Wolnym krokiem podążasz w kierunku wyjścia, przemierzając długi korytarz. Nie możesz uwierzyć w to co widzisz. Twoim oczom ukazuje się uśmiechnięta promiennie blondynka, biegnąca w twoją stronę. Ty także przyśpieszasz kroku, ale nie zauważasz większego kamienia i potykasz się o niego, upadając na kostkę brukową. Klniesz pod nosem, łapiąc się za piekące niemiłosiernie kolano. Przerażona Dudzicka odkłada swoją torbę na bok i klęka przy tobie, prosząc byś odsłoniła ubite miejsce. Kiedy dotyka je jak najdelikatniej potrafi twoją twarz wypełnia grymas bólu. 

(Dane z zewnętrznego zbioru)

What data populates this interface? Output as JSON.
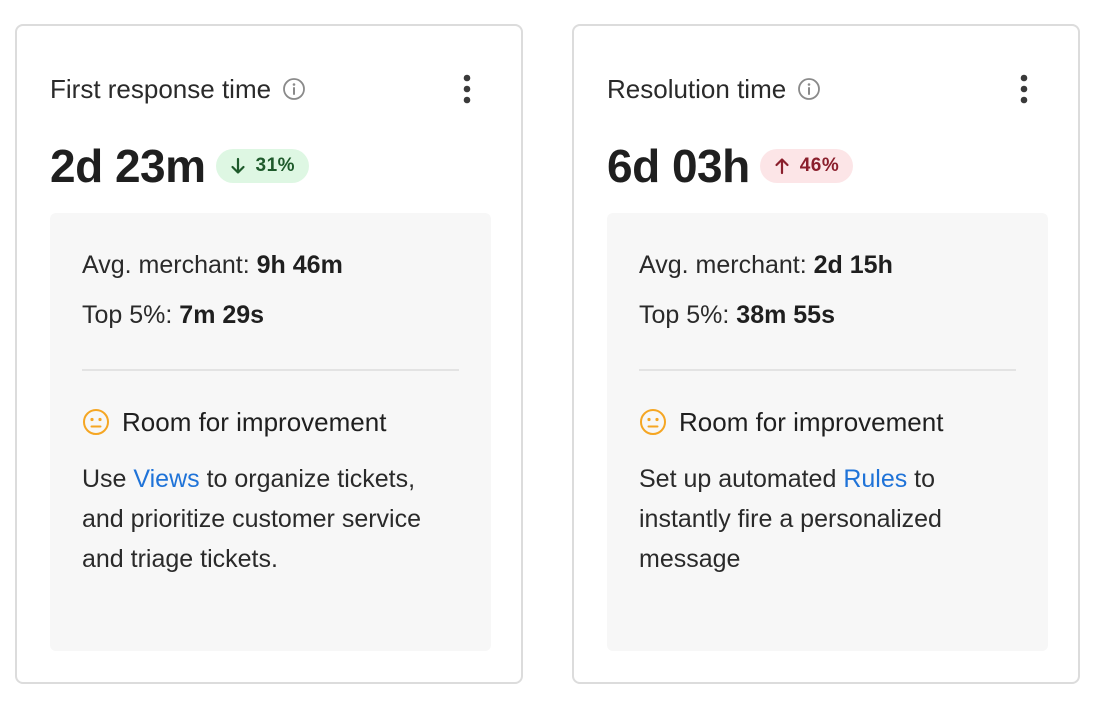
{
  "cards": [
    {
      "title": "First response time",
      "value": "2d 23m",
      "trend": {
        "direction": "down",
        "percent": "31%",
        "status": "good"
      },
      "avg_merchant_label": "Avg. merchant:",
      "avg_merchant_value": "9h 46m",
      "top5_label": "Top 5%:",
      "top5_value": "7m 29s",
      "advice_title": "Room for improvement",
      "advice_before": "Use ",
      "advice_link": "Views",
      "advice_after": " to organize tickets, and prioritize customer service and triage tickets."
    },
    {
      "title": "Resolution time",
      "value": "6d 03h",
      "trend": {
        "direction": "up",
        "percent": "46%",
        "status": "bad"
      },
      "avg_merchant_label": "Avg. merchant:",
      "avg_merchant_value": "2d 15h",
      "top5_label": "Top 5%:",
      "top5_value": "38m 55s",
      "advice_title": "Room for improvement",
      "advice_before": "Set up automated ",
      "advice_link": "Rules",
      "advice_after": " to instantly fire a personalized message"
    }
  ],
  "icons": {
    "info": "info-circle-icon",
    "more": "more-vertical-icon",
    "trend_down": "arrow-down-icon",
    "trend_up": "arrow-up-icon",
    "advice": "neutral-face-icon"
  },
  "colors": {
    "good_badge_bg": "#def7e3",
    "good_badge_text": "#1e5a2b",
    "bad_badge_bg": "#fce5e7",
    "bad_badge_text": "#8a1f2c",
    "link": "#1f73d8",
    "face": "#f5a623",
    "panel_bg": "#f7f7f7"
  }
}
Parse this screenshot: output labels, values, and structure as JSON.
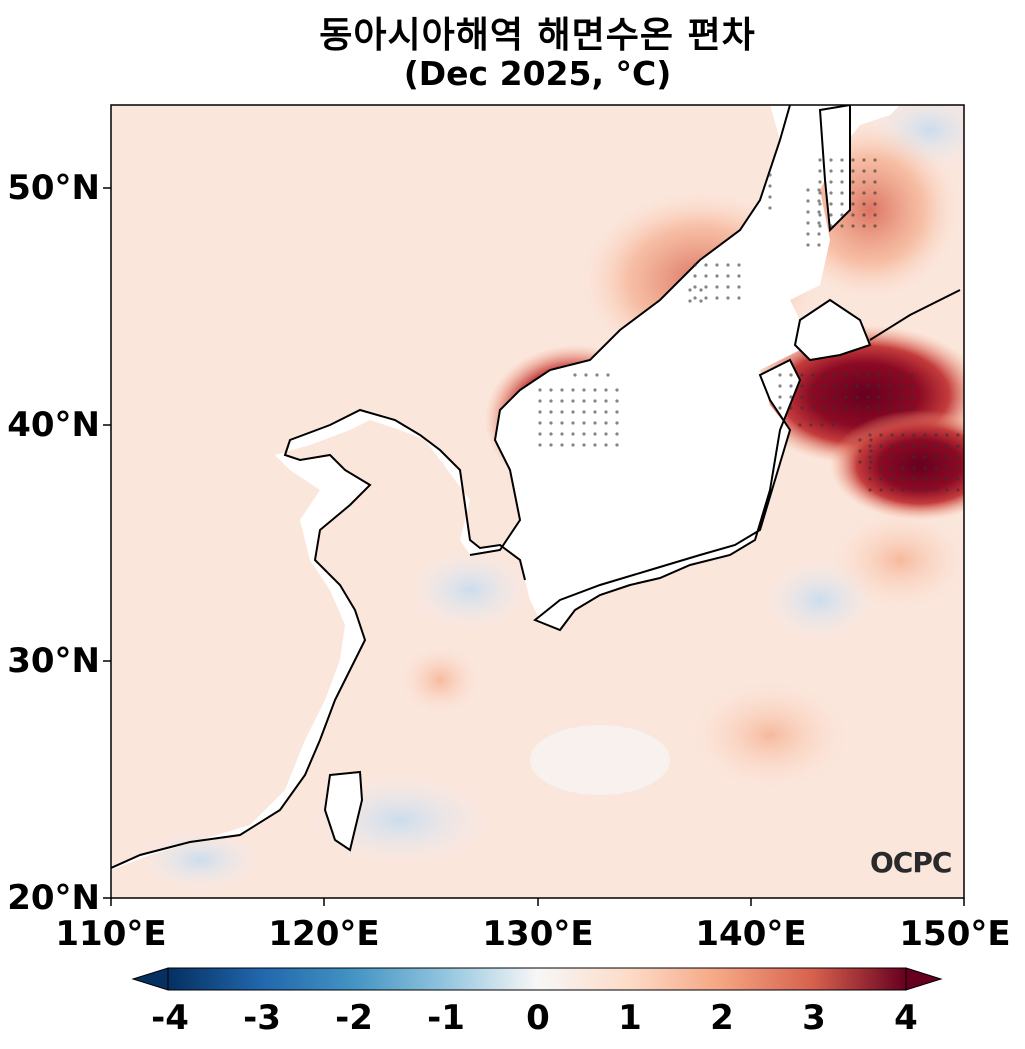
{
  "title": "동아시아해역 해면수온 편차",
  "subtitle": "(Dec 2025, °C)",
  "logo_text": "OCPC",
  "map": {
    "lon_range": [
      110,
      150
    ],
    "lat_range": [
      20,
      53.5
    ],
    "x_ticks": [
      "110°E",
      "120°E",
      "130°E",
      "140°E",
      "150°E"
    ],
    "y_ticks": [
      "20°N",
      "30°N",
      "40°N",
      "50°N"
    ]
  },
  "colorbar": {
    "range": [
      -4,
      4
    ],
    "ticks": [
      "-4",
      "-3",
      "-2",
      "-1",
      "0",
      "1",
      "2",
      "3",
      "4"
    ],
    "colormap": "RdBu_r",
    "extend": "both"
  },
  "colors": {
    "max_warm": "#67001f",
    "warm": "#d6604d",
    "neutral": "#f7f7f7",
    "cool": "#4393c3",
    "max_cool": "#053061"
  }
}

-No nie powiem nie wygląda to za ładnie. - oznajmia, krzywiąc się lekko.- Próbuj wstać.- prosi cię, podając ci dłoń. 

Chwytasz ją szybko i podnosisz się bez problemu, ale czujesz okropny ból. Na szczęście możesz chodzić, a to tylko zwykłe skaleczenie. Spoglądasz z ciekawością na rozwalone kolana i robi ci się gorąco. Nigdy nie lubiłaś widoku krwi, więc nie ma się co dziwić. Kusztykając docierasz na salę, a Olka podbiega do Antigi prosząc o jakieś opatrunki i środki odkażające. Siadasz na ławce obok rezerwowych i przyglądasz się ranie. Trochę zdarta skóra, lejąca się wciąż krew i limfa, a ty każdym ruchu okropny ból i niemiłosierne pieczenie. 

-Co żeś sobie ofiaro zrobiła?- pyta, szczerząc się Piotrek. 

-Wypieprzaj Piter, bo zaraz wylądujesz na tej lampie, o tam.- wskazujesz dłonią na źródło światła znajdujące się na suficie, na co Nowakowski wybucha śmiechem, ale woli się nie narażać. 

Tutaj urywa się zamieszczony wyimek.